Renamed this year from the Personalized Medicine World Conference, the annual forum attracts more than 1,000 recognized authorities and experts to speak about the latest findings across health care, data and biotechnology sectors. It draws an audience of more than 8,000 from across the world as a way to foster collaboration to expand the practice and realize the promise of precision medicine.
Advancing precision medicine is a priority at UC Health and is central to UCSF's advancing health worldwide mission. UCSF faculty lead efforts at the local, state and national levels to use data-driven tools and analysis to develop new diagnostics, therapies and insights into disease. The goal is to make progress in both personal and population health. For example, UCSF, along with UC San Diego, UC Irvine, UC Davis and UC Health, is helping to launch a landmark effort by the National Institutes of Health to engage 1 million or more U.S. participants in research aimed at preventing and treating disease based on individual differences in lifestyle, environment and genetics.
UCSF Vice Chancellor for Science Policy and Strategy Keith Yamamoto is serving as the program chair and will be a keynote speaker at the PMWC, which will be held on Jan. 23 to 25, 2017, in the Computer History Museum in Mountain View.
“PMWC has created an outstanding forum that touches every component of precision medicine and convenes all of its stakeholders,” said Yamamoto, who also is vice dean for research at the UCSF School of Medicine. “I am honored to be part of this experience and to be able to influence the structure and focus of the upcoming PMWC 2017 [Silicon Valley] conference.”
Topics for this year include the California Initiative to Advance Precision Medicine, CRISPR technology, telehealth, human microbiome research, emerging infections, biobanking, population precision medicine and the value of data sharing.
Luminary Awards will be presented at an awards ceremony Jan. 22 to CRISPR pioneer Jennifer Doudna, a UC Berkeley professor of chemistry and molecular and cell biology, and to Edward Chang, a UCSF assistant professor of neurosurgery, for his work as a pioneer in human brain mapping to advance precision neuropathology.
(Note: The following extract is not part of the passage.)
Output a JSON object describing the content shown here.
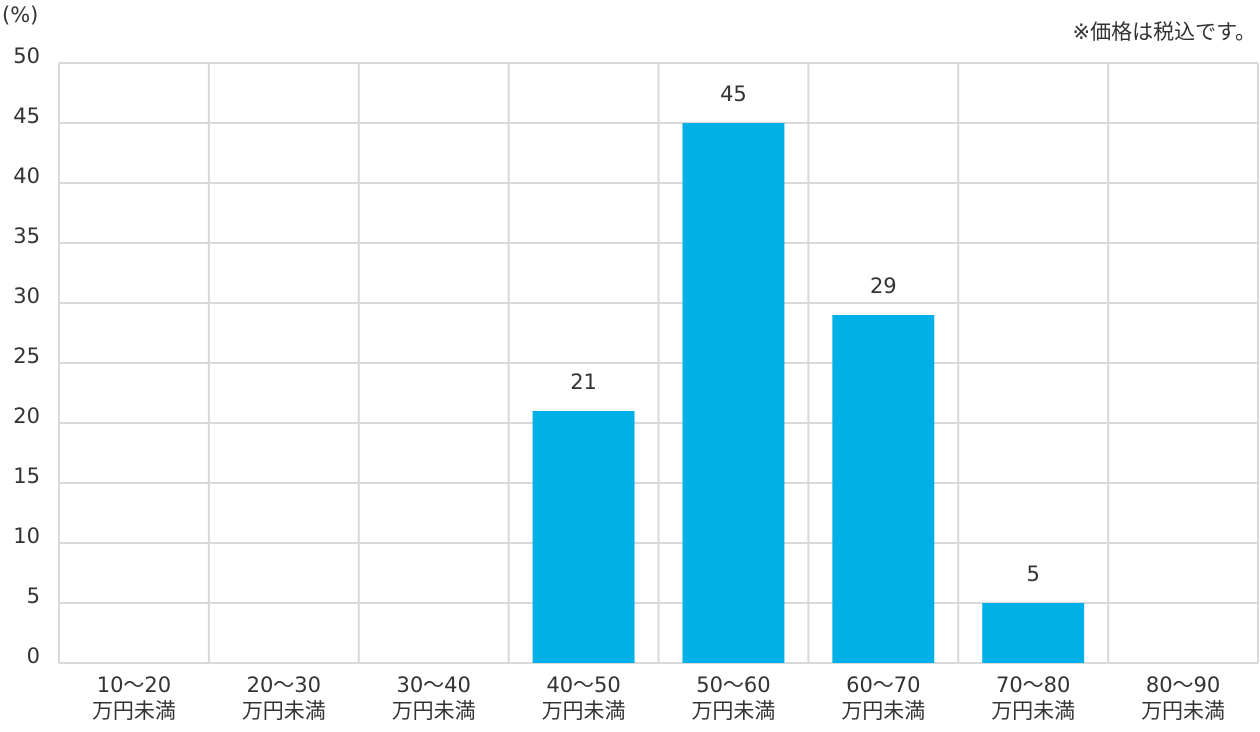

Chang’s research aims to understand the uniqueness of human language by monitoring activity patterns in patients before and during brain surgery. His work has made a major impact in a number of fields, including linguistics, psychology and biomedical engineering. His lab has also established a basic “blueprint” of how the brain allows us to speak and hear by recording and analyzing responses to nearly every speech sound in the English language. He was named the 2015 Blavatnik Laureate in the Life Sciences. Chang received his medical degree and completed his residency at UCSF.
UC speakers include Doudna of UC Berkeley; Nicholas Anderson and David Mills of UC Davis; Lucila Ohno-Machado of UC San Diego; David Haussler and Olena Morozova of UC Santa Cruz; and Kirsten Bibbins-Domingo, Jeffrey Bluestone, Atul Butte, Charles Chiu, Michael Fischbach, Sam Hawgood, Robert Hiatt, India Hook-Barnard, Pui-Yan Kwok, Steve Miller, Kathryn Phillips, Ida Sim, Gregory Tranah, Jonathan Weissman and Yamamoto of UCSF.